Clients are charged premium fees for services they rarely use
But the nail in the coffin of my conviction of a new era was hammered in by a recent conversation I had with a respected name in the industry. He admitted that his firm would happily (and compliantly) charge up to $2,000 each year in fees from clients who never called, never needed their services and who received an annual newsletter. His theory was that these were the most profitable of clients, and he wondered why any firm would ever get rid of them.
I accept the argument that there are consumers who pay top dollar for services that they rarely use (e.g. membership of golf clubs, boats that never move from their moorings). However, I only accept that fact if the client knowingly makes the decision every year (not just upfront), based upon clear understanding of the amount of money, in dollar terms, they are paying every year.
No wonder financial planning businesses are earning a higher multiple (6x plus EBITDA or 3x plus renewal income) than most accounting and legal businesses. The purchasers believe they can extract even more growth from these overcharged and underserviced client bases. I don’t believe consumers in the new era will willingly pay premium prices just for their advisers to “be there when I need you”.
In this hotbed of industry maturation, we seem to have forgotten the client.
Remember them, the ones who are paying for the party we’re enjoying?
The forthcoming era will be one where we are forced to focus on the client rather than just their money. Advisers, dealerships, and product manufacturers who can’t prove they are truly client-driven rather than product driven will be dead. As Tony Freckleton says:
“The future is about really being there for the client, helping them achieve financial objectives they’d find very difficult to attain without us. We give them the appropriate choices and options built for them not for our product range. We know we must build an ongoing relationship to earn their year by year fees, not just take them for granted each year.”
Freckleton runs a great client-centred advisory firm in multiple Sydney-based offices: Strategic Wealth Solutions.
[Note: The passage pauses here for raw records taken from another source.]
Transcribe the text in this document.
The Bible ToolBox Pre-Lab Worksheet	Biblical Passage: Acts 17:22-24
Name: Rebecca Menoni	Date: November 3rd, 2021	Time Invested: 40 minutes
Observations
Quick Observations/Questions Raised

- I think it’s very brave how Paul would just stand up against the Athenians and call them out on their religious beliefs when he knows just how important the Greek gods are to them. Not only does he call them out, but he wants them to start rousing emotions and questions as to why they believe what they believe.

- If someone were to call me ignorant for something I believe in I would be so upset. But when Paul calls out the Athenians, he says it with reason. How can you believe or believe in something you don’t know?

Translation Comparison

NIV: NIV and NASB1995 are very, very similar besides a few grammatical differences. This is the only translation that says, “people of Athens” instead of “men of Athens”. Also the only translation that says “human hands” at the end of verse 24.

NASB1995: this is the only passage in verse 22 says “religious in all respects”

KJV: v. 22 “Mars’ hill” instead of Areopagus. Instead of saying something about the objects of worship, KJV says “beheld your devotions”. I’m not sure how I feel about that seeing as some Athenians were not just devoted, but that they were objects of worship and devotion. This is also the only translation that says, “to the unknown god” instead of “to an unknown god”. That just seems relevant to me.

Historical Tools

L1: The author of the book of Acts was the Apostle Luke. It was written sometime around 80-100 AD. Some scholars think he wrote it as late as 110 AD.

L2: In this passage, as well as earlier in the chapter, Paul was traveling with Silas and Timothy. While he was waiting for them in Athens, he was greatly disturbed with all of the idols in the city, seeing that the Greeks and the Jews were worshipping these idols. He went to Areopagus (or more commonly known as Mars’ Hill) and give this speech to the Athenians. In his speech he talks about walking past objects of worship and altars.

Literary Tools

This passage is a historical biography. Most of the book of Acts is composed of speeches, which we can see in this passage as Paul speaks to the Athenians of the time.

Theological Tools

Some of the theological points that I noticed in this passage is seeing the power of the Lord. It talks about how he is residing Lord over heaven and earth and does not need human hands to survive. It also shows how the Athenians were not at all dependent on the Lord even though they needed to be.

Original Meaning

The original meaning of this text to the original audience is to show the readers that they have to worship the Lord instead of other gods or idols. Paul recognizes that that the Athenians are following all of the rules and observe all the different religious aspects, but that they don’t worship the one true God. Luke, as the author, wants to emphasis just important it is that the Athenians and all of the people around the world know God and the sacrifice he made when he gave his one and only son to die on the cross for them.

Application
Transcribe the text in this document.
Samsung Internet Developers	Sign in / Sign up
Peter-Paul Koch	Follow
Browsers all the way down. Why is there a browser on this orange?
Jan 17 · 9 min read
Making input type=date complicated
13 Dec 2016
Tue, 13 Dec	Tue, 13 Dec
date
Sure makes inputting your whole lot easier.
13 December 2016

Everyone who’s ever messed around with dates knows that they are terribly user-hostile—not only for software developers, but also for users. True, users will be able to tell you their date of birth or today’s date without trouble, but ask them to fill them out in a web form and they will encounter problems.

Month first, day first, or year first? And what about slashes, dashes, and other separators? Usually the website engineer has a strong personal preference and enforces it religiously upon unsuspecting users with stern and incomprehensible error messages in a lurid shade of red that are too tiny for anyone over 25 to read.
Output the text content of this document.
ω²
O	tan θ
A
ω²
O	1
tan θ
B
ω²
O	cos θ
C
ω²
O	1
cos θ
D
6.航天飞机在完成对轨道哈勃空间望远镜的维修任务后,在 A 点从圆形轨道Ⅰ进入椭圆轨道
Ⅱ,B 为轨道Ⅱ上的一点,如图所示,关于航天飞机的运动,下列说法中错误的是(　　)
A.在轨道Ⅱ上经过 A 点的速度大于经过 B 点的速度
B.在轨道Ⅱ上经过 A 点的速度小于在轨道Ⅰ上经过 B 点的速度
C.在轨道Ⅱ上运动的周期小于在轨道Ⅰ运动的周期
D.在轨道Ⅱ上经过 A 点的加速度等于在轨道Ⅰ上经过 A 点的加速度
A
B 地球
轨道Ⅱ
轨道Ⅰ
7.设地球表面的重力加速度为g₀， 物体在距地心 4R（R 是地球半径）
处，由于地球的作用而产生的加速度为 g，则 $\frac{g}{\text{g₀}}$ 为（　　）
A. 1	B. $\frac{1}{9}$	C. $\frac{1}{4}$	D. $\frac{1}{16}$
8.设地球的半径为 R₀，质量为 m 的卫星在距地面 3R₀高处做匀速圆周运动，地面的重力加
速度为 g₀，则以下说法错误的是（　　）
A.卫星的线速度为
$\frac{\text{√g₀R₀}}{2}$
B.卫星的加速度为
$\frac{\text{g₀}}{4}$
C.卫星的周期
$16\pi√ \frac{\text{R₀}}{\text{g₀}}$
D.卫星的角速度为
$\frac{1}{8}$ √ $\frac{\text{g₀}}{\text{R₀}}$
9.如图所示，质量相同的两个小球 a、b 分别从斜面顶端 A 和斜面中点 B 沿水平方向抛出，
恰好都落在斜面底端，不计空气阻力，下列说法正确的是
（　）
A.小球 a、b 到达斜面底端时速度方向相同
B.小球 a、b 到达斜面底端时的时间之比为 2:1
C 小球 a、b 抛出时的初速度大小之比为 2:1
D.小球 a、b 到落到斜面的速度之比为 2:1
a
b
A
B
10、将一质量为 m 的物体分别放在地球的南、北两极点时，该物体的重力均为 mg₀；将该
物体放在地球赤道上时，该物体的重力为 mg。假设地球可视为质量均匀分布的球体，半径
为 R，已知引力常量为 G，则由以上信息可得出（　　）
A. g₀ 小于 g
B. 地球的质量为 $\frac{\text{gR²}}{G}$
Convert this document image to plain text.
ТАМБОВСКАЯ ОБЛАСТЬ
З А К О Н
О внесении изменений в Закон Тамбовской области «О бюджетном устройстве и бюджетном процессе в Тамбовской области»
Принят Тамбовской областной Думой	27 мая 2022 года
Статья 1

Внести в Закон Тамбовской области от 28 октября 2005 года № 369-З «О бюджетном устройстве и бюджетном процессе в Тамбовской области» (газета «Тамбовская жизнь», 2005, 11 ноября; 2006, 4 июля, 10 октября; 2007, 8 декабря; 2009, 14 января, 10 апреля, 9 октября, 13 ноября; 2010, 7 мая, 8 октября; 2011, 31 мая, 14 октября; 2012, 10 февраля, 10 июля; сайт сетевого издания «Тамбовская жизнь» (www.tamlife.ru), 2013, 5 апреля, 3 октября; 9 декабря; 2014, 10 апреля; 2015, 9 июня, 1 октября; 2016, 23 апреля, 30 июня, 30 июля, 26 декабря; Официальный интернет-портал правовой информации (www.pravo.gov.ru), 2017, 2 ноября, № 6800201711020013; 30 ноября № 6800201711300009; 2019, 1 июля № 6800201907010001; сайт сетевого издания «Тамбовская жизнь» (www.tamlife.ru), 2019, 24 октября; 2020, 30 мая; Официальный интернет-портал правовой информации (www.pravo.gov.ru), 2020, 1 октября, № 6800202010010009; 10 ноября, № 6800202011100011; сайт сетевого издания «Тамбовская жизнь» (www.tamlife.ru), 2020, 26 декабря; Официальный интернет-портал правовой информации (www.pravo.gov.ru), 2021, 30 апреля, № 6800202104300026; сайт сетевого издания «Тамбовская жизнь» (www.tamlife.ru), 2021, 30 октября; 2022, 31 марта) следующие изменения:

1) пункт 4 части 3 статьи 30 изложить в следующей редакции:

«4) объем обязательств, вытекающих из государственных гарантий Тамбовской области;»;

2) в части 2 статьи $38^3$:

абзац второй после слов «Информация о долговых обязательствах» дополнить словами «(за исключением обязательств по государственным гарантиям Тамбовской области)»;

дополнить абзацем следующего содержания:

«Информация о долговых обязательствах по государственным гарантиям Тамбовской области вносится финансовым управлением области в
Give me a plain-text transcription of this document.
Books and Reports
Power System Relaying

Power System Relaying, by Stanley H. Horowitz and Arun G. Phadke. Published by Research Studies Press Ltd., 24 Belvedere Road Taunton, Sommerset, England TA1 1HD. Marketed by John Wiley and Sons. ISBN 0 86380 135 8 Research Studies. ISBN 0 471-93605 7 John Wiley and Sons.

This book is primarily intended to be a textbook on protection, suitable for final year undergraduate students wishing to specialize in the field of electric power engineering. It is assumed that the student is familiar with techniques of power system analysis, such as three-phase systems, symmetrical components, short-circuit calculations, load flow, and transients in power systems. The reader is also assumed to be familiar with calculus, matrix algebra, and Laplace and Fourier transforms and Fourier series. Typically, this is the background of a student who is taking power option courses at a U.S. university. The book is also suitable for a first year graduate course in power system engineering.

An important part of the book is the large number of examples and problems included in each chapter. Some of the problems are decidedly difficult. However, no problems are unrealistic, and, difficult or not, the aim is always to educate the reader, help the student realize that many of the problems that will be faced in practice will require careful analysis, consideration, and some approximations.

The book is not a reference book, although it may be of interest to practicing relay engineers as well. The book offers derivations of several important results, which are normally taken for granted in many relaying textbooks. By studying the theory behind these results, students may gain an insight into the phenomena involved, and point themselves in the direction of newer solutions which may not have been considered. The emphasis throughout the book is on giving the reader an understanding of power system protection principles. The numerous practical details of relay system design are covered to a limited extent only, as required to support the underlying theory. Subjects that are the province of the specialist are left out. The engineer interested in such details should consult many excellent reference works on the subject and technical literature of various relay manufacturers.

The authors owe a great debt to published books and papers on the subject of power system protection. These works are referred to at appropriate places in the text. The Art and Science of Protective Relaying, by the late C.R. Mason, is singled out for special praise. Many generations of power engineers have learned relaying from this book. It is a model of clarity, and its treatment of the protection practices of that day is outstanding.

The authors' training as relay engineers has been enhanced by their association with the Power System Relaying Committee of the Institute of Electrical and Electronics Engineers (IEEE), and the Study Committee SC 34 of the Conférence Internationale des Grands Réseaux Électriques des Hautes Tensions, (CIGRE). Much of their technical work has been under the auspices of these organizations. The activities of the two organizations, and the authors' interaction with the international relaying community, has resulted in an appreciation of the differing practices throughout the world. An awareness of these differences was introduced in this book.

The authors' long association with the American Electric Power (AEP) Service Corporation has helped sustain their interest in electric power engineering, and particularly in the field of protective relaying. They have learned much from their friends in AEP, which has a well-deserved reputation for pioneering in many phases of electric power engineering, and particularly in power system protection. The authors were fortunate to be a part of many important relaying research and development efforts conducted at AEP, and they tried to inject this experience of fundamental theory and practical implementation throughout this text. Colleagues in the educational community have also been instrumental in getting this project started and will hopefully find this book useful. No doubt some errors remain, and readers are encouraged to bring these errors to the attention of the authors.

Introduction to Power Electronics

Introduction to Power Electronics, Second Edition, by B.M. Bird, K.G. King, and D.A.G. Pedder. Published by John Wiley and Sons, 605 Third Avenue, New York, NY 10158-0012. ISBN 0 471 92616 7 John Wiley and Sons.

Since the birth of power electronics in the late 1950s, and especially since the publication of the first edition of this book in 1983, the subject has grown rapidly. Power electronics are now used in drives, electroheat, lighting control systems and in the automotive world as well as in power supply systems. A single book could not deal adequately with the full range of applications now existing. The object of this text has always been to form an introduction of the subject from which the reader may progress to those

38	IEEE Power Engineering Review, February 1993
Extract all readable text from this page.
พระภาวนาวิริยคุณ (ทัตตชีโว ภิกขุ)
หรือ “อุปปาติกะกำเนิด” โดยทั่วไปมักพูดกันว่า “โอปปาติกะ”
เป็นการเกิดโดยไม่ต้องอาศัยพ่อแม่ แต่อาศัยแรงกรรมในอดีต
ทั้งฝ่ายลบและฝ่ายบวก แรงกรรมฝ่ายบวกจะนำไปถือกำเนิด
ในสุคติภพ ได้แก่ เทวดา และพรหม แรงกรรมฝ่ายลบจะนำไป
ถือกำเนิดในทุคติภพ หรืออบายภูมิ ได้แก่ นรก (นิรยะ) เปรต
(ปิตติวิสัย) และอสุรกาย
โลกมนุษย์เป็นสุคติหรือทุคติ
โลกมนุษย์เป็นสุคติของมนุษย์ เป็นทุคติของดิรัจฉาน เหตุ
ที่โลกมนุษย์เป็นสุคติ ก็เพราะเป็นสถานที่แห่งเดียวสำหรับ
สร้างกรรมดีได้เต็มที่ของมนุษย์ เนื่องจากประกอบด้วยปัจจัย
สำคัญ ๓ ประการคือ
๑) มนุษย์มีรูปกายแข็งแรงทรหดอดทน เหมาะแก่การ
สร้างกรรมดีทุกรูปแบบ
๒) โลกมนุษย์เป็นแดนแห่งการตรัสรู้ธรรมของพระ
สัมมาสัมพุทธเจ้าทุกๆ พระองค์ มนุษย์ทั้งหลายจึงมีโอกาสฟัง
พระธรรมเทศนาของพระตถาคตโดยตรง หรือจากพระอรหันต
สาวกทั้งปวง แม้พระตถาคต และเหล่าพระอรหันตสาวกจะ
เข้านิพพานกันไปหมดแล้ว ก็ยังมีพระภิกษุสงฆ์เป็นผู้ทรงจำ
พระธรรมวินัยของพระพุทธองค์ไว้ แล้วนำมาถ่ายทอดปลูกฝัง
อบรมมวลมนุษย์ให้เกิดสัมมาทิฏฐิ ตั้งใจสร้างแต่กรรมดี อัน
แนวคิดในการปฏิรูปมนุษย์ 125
He recently remarked how satisfying it is attracting new clients by simply adding value and correcting the excesses made by our industry’s product grabbers.
What Tony and I are really looking forward to is the inevitable rocky market tightening that will highlight the client offerings of the future and the product offerings of the past. Those firms who have only used the best of times we are currently enjoying to continue to do more of the same they have always done won’t be ready for those times. Those firms that are using these best of times to build a more client-focused proposition won’t escape the rocky times, but will be prepared for the future prosperity of their firms and their clients.
Let’s not forget the client.
These are the best of times to be building a client-centred advisory business.